No âmbito de Porto Capital Europeia da Cultura 2001, e influenciado pelas propostas de Bruce Nauman, apresenta na Galeria Alvarez dois grupos escultóricos em néon, “Águas Vivas” e “Meteoro Néon para Vénus.” Obras que fotografadas fazem a capa do albúm Neo Néon (CD), de Jorge Lima Barreto, uma música eletroacústica experimental, do género minimal repetitivo, escrita de propósito para estas estruturas em néon. É a geometria de luz fluida em néon da arquitectura da instalação “Águas Vivas” que obtém, em 2003, o Grande Prémio da XII Bienal Internacional de Arte de Vila Nova de Cerveira (cf. Jorge Pais de Sousa – Poética do Contemporâneo em “Águas Vivas”, em Bombart, 2010).
É, desde 1978, um dos artistas fundadores e mais marcantes do mais antigo evento internacional de arte contemporânea organizado em Portugal.

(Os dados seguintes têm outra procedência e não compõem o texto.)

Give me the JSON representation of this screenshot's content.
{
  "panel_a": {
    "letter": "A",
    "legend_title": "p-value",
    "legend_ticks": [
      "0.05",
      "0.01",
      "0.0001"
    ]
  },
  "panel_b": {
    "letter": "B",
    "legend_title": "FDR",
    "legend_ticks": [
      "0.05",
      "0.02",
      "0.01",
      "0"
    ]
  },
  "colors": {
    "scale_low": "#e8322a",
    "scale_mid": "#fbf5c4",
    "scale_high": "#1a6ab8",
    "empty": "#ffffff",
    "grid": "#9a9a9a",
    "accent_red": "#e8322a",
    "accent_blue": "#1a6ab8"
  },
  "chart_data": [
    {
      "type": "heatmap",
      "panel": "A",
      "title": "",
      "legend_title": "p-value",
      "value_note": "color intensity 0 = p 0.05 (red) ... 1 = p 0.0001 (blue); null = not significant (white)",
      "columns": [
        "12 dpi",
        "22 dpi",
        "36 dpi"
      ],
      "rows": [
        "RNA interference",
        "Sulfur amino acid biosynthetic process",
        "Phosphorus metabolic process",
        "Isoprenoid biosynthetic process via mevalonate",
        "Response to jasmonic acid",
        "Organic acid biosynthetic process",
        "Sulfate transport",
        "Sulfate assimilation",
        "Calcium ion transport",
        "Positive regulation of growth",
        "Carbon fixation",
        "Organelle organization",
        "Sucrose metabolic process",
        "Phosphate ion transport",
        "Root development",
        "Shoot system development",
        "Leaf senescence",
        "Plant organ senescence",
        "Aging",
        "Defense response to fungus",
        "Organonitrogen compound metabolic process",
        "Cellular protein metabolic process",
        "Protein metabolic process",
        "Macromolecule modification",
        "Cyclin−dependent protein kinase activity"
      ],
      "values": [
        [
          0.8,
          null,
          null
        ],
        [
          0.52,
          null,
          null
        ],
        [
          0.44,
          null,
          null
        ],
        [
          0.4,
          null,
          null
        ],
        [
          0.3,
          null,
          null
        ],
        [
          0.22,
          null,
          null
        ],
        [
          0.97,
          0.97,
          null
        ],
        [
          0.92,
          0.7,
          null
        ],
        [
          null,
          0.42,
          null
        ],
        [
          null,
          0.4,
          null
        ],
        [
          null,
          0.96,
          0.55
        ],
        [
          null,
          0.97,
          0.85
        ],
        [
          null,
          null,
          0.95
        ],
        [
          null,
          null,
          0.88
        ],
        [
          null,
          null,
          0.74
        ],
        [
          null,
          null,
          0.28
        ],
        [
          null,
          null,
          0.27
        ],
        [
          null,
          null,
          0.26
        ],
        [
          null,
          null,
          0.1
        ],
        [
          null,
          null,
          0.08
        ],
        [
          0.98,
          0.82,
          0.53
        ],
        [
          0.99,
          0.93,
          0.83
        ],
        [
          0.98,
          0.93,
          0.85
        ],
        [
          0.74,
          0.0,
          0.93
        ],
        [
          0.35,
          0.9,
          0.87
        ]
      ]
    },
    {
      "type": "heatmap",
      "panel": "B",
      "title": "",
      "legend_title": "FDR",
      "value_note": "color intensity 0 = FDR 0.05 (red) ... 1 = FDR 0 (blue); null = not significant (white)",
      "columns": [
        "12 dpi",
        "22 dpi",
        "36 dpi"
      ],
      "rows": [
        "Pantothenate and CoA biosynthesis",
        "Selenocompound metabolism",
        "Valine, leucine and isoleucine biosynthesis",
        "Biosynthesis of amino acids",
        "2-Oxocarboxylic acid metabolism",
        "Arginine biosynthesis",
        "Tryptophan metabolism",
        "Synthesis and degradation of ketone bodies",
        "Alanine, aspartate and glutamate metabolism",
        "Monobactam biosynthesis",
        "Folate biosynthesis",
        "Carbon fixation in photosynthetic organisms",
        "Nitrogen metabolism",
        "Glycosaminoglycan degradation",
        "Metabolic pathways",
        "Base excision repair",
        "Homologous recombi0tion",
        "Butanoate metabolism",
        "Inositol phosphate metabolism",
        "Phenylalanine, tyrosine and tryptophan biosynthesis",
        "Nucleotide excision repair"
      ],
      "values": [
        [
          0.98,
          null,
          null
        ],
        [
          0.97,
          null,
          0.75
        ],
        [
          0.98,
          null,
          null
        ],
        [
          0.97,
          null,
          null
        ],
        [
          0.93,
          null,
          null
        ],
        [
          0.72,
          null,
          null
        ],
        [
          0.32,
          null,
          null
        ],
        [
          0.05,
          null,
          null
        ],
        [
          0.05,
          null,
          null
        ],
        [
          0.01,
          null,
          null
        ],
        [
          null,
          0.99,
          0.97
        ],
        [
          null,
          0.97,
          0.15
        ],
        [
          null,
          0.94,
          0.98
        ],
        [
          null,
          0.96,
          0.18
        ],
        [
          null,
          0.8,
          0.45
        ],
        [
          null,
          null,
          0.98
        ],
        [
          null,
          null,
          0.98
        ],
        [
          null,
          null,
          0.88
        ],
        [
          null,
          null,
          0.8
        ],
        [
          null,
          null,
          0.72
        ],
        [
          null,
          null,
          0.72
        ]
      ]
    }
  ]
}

Por exemplo, na última edição, expôs, no metaverso, em www.outdoorcerveira.com, o projeto de curadoria que vinha desenvolvendo desde 2005 Galeria Pública para Artes Digitais (cf. catálogo da 16.ª Bienal de Cerveira, 2011).
No âmbito do Line Up Action: Festival Internacional de Arte da Performance de 2010, em Coimbra, apresenta “Acção: Fénix 2.0 e Instalação”, onde cruza linguagens diferentes como a da performance, dos néons e da plataforma virtual Second Life.

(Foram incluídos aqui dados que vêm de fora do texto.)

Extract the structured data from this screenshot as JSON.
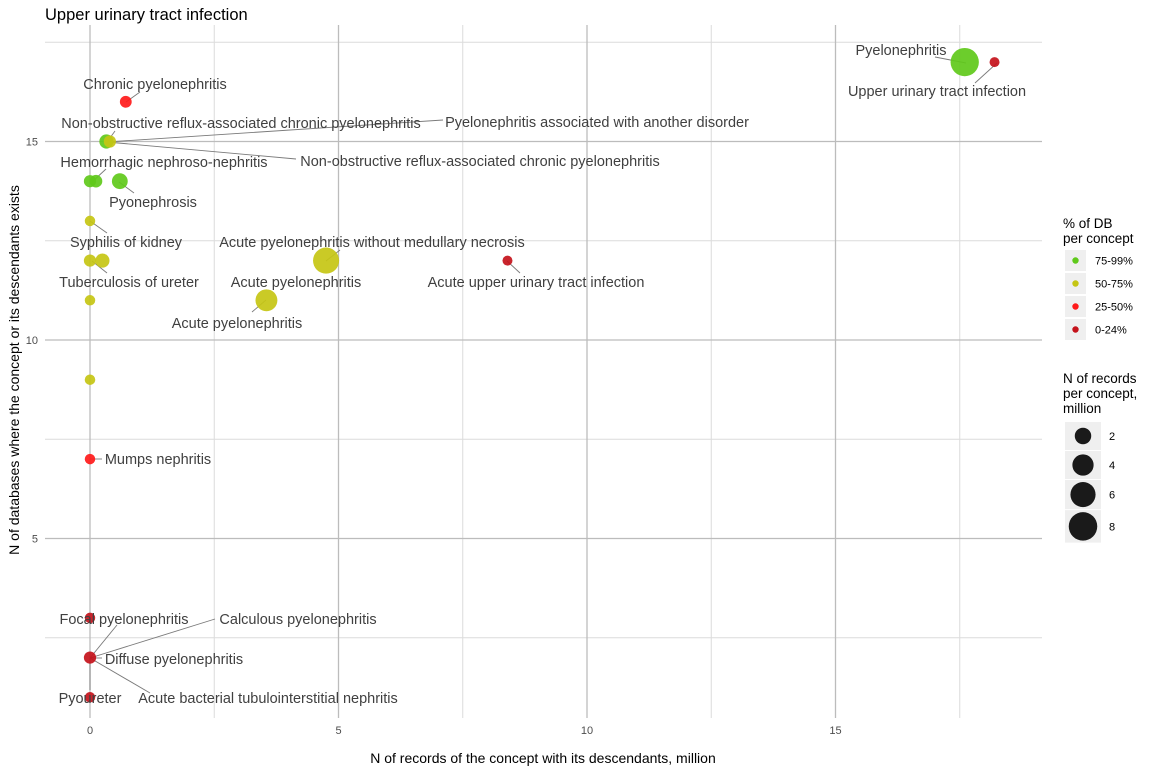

O sentido interventivo e crítico, do efeito devastador junto de populações civis de aeronaves não tripuladas para fins militares, levou-o a apresentar o ano passado a performance/instalação, com música de Vitor Rua, “Piso-2: Drones” (cf. www.youtube.com/watch?v=3prjkAKoJ_c).
Uma parte significativa da sua obra encontra-se depositada no Museu de Serralves e na Fundação Bienal de Cerveira.
Está representado em diversos catálogos como Anos 70: Atravessar Fronteiras: CAM da FCG (2009), e em diferentes livros antológicos: Antologia da Poesia Visual Europeia de Josep Figueres e Manuel Seabra (1977); PO.EX: Textos Teóricos e Documentais da Poesia Experimental Portuguesa de Ana Hatherly e E. M. de Melo e Castro (1981); III Rencontres Internationales de Poesie Contemporaine, Festival de Cogolin, França (1986); e Antologia da Poesia Experimental Portuguesa: Anos 60 – Anos 80, de Carlos Mendes de Sousa e Eunice Ribeiro (2004).